Wikipedia's Listing of Ethnic Groups shows approximately 990 different groups. It is possible to unintentionally slur anyone of an ethnicity unfamiliar to you. If we are to be ostracized for unintended slurs, how are we to learn what they are? Assume, each ethnicity has 82 ethnic slurs as Hispanics do in "The Racial Slur Database". 990 ethnicities times 82 slurs each. To avoid giving unintentional insult, that's 81,180 terms we all must know. Of course, that's the extreme case. More reasonably, suppose, in our normal lives, we interact with members of, say, 20 ethnic groups? 30? On this basis we only have to learn 1640 to 2460 terms and remember which ethnic group they apply to. Remember that the term "ESL" was not in the Slurs Database. So there are still more to learn, if you can find them. Of course, you also have to know them well enough and be mentally quick enough to apply that knowledge in normal conversation.

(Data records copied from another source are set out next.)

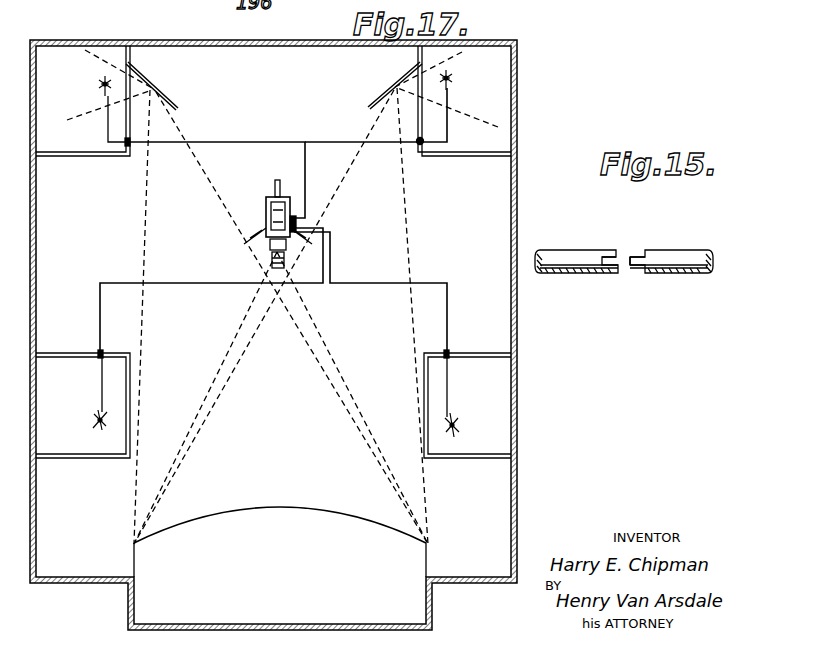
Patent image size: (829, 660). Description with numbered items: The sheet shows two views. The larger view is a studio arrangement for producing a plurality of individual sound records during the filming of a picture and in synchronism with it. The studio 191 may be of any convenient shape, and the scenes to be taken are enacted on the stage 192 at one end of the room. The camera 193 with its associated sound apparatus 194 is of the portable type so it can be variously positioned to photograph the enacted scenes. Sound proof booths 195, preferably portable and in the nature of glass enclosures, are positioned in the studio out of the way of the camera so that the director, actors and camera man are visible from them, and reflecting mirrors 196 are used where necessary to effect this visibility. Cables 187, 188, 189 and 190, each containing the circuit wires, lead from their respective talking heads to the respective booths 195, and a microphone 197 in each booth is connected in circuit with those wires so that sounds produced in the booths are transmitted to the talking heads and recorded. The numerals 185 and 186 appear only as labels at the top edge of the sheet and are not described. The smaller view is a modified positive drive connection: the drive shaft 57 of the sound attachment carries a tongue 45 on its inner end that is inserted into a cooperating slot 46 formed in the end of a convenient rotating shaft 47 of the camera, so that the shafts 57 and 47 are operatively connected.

In FIG. 17, the studio 191 is at (518, 196).
In FIG. 17, the stage 192 is at (327, 517).
In FIG. 17, the projector 193 is at (266, 210).
In FIG. 17, the camera with associated sound apparatus 194 is at (296, 222).
In FIG. 17, the sound proof booths 195 is at (88, 153).
In FIG. 17, the reflecting mirrors 196 is at (166, 98).
In FIG. 17, the microphone 197 is at (99, 83).
In FIG. 17, the cable 187 is at (333, 134).
In FIG. 17, the cable 188 is at (238, 142).
In FIG. 17, the cable 189 is at (377, 282).
In FIG. 17, the cable 190 is at (202, 281).
In FIG. 17, the element of figure above (clipped) 185 is at (160, 0).
In FIG. 17, the element of figure above (clipped) 186 is at (364, 9).
In FIG. 15, the tongue 45 is at (635, 264).
In FIG. 15, the slot 46 is at (610, 265).
In FIG. 15, the rotating shaft of the camera 47 is at (580, 270).
In FIG. 15, the drive shaft 57 is at (687, 267).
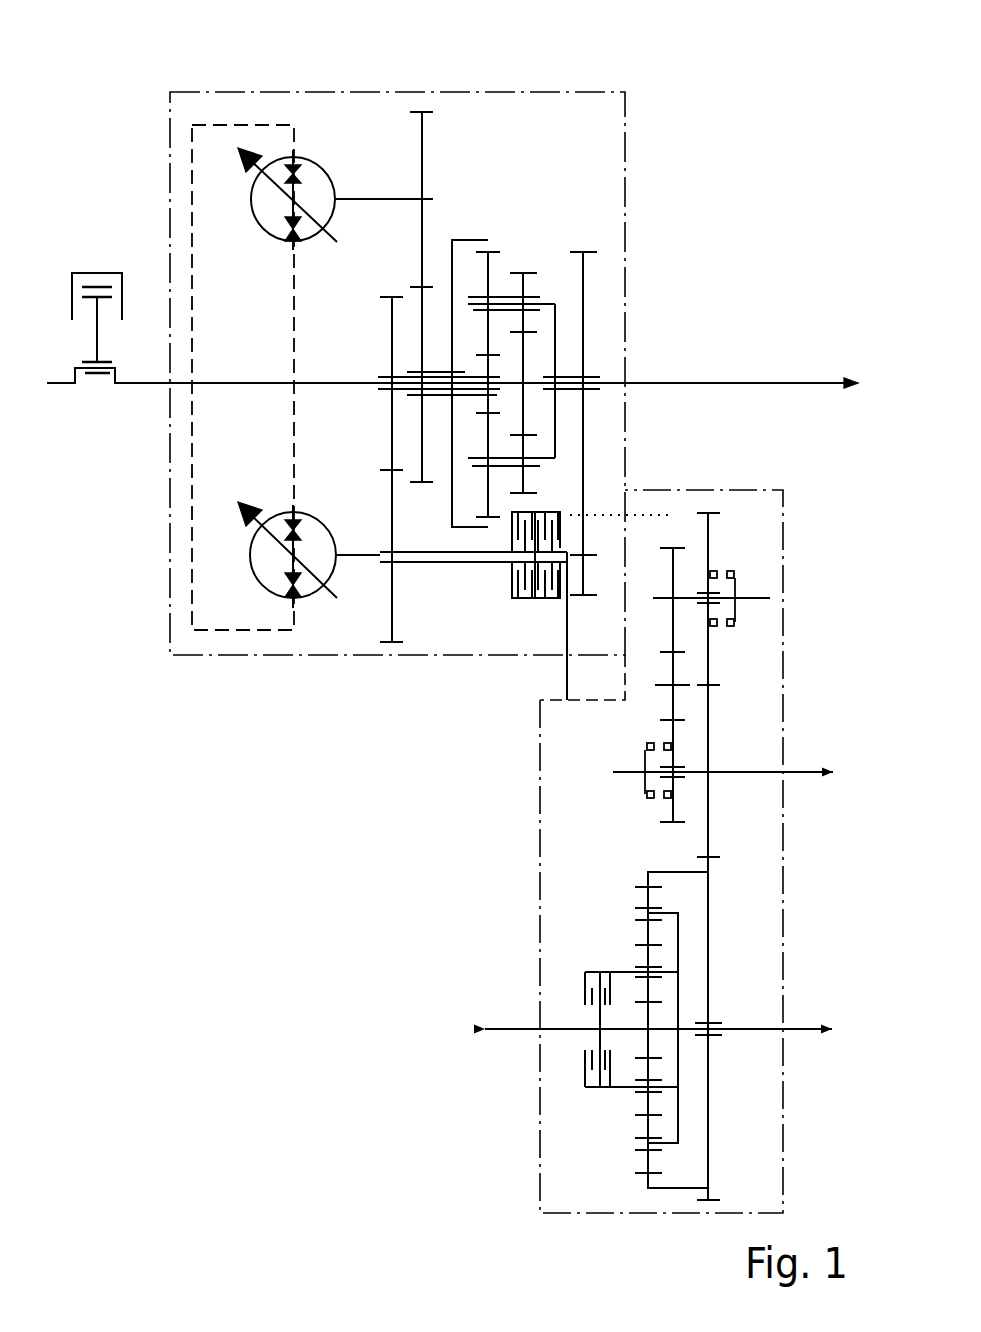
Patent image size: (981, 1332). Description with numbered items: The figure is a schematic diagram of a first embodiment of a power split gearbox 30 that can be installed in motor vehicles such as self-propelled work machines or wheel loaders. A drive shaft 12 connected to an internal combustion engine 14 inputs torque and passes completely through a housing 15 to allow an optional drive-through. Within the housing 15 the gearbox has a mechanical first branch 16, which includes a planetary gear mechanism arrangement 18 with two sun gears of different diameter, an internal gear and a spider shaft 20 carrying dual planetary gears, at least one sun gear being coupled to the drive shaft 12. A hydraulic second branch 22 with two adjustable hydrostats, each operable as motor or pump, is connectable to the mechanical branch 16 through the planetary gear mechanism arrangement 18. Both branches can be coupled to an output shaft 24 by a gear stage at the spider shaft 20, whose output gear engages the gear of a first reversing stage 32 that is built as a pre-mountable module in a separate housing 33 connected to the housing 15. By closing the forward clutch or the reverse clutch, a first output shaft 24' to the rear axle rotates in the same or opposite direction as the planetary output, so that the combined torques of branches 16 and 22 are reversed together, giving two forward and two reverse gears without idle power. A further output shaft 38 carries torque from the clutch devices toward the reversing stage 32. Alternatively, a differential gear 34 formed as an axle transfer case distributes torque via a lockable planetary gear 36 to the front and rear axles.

When do you plan to begin your study?
Where does all this leave me? I'm sure there are some of you who never use even snide implications. There are also a number of us who, in the heat of debate and frustration, do use some unflattering implications. Some, have a tendency toward oversensitivity and may make unwarranted accusations of slurring which can also be hurtful. There are even a few who would use such an accusation as a debating ploy. They are in a class by themselves. As bloggers, our lack of knowledge of who is on "the other end of the line" increases the potential venom of our implications. I'll be taking more care in the future.